Especialistas da ONU pedem suspensão de portaria que muda regras de combate ao trabalho escravo

Declaração conjunta de especialistas em Direitos Humanos aponta ainda preocupação com cortes orçamentários em áreas que fiscalizam as condições de trabalho

Jamil Chade

GENEBRA – Especialistas em direitos humanos das Nações Unidas pediram hoje ao governo do Brasil que adote ações urgentes para combater medidas que possam reduzir a proteção das pessoas contra a escravidão. A declaração conjunta ainda expressa preocupação com cortes orçamentários para fiscalização e recomenda a suspensão da portaria que flexibiliza as regras de combate ao trabalho escravo.

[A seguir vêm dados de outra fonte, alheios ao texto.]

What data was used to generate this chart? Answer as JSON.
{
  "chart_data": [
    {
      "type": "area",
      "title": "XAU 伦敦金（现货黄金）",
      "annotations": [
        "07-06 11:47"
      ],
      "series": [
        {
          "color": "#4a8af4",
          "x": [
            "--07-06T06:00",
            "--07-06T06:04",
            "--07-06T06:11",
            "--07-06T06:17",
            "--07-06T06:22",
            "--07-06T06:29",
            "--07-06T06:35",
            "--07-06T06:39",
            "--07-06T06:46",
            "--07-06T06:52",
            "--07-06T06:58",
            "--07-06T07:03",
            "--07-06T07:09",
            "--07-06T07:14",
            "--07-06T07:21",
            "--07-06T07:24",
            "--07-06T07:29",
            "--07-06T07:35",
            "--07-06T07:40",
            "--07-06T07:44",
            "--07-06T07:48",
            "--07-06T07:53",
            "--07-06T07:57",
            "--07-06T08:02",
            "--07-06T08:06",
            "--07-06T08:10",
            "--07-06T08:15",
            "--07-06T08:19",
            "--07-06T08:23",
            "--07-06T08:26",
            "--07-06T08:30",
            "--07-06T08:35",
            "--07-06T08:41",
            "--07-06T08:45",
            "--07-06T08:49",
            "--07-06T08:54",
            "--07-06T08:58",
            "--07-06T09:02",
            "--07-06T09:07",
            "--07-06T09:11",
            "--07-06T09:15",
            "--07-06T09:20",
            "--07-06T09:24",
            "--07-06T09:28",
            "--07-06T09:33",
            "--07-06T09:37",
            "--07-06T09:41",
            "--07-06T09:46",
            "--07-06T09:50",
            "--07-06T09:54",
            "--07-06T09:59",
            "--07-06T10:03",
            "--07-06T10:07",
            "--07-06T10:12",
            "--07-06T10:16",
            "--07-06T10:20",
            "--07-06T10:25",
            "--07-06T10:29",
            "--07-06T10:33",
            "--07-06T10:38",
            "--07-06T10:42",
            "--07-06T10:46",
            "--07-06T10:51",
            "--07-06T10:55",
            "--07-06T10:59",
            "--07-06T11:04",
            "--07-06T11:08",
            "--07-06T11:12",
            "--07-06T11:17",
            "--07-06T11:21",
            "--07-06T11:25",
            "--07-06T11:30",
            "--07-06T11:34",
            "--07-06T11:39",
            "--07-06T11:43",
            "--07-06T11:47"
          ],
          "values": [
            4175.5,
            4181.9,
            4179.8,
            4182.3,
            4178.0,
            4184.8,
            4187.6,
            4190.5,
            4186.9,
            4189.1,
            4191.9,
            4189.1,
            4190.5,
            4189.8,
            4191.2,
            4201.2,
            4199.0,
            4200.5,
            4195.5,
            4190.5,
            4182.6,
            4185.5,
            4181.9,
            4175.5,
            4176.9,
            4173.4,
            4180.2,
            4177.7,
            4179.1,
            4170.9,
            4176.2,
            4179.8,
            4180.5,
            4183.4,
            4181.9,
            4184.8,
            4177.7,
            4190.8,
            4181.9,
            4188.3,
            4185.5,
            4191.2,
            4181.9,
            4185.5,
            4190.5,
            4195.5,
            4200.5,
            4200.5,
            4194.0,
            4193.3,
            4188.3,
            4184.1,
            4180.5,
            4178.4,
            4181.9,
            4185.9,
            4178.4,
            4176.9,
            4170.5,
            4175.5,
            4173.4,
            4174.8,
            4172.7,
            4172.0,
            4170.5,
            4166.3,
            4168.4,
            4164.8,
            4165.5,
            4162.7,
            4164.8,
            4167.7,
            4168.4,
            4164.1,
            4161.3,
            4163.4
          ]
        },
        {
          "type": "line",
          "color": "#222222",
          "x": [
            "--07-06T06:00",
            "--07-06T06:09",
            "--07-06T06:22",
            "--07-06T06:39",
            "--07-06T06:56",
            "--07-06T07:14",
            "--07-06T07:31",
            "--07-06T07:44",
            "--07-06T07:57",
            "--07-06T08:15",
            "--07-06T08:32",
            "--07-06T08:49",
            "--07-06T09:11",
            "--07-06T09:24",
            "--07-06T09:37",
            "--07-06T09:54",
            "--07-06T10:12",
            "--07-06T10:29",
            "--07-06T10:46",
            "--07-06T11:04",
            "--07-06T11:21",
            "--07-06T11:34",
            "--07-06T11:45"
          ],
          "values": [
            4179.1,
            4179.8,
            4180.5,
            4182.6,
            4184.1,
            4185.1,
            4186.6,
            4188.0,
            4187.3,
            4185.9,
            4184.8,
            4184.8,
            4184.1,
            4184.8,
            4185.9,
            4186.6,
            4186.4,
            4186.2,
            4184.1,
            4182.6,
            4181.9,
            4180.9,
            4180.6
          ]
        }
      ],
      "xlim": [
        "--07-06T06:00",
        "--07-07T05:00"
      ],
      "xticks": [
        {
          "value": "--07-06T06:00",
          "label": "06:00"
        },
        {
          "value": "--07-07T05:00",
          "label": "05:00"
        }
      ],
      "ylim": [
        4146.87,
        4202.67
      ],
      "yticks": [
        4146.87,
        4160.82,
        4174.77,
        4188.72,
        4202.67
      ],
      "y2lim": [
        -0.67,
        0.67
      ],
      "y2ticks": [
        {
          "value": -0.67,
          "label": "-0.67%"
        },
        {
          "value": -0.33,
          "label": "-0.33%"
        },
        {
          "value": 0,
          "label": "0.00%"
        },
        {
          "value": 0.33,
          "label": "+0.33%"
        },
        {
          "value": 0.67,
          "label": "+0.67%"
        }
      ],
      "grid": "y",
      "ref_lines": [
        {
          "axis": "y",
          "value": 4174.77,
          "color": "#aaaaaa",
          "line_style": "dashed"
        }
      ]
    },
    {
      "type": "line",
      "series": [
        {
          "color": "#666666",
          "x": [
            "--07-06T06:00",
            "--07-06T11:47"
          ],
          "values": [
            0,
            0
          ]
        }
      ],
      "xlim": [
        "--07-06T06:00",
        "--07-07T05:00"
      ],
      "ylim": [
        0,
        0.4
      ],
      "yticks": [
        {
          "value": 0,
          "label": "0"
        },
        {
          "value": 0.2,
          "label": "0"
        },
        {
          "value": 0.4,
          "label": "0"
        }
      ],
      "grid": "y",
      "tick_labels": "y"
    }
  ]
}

“O Brasil tem muitas vezes desempenhado um papel de liderança na luta contra a escravidão moderna, por isso é surpreendente e decepcionante ver medidas que poderiam fazer o país perder terreno nesta frente”, disseram os especialistas em uma declaração conjunta.

A Relatora Especial da ONU sobre a escravidão contemporânea, Urmila Bhoola, disse que uma série de desenvolvimentos estão causando preocupação, incluindo a portaria que limita a definição de escravidão e pode reduzir o número de vítimas detectadas.

“Esta portaria coloca o Brasil em risco de dar um passo atrás na forma como regula os negócios”, disse Bhoola. “É essencial que o Brasil tome ações decisivas agora para evitar o debilitamento das medidas anti-escravidão que foram implementadas na última década e que, por sua vez, enfraqueceriam a proteção das populações pobres e excluídas que são vulneráveis à escravidão”.

Surya Deva, que preside o Grupo de Trabalho da ONU sobre direitos humanos e corporações transnacionais e outras empresas comerciais, também expressou preocupação de que a portaria coloque o País em posição anterior na batalha contra o trabalho escravo.

“No relatório sobre a nossa visita ao Brasil, apresentado ao Conselho de Direitos Humanos em junho de 2016, o Grupo de Trabalho reconheceu iniciativas positivas para combater a escravidão moderna, como a chamada ‘lista suja’ que publicava informações sobre empregadores flagrados usando trabalho escravo, mas também advertiu sobre outra iniciativa que enfraquece a definição de trabalho escravo (projeto de lei do Senado nº 413/2013)”, disse Deva. “Também estamos preocupados com outras ações, incluindo cortes orçamentários para inspeções do trabalho, que desempenham um papel fundamental na detecção de vítimas e na erradicação da escravidão”.

Os especialistas reconheceram como positiva a ação do Supremo Tribunal Federal de suspender temporariamente a portaria ministerial, e solicitaram que o governo reverta a portaria permanentemente.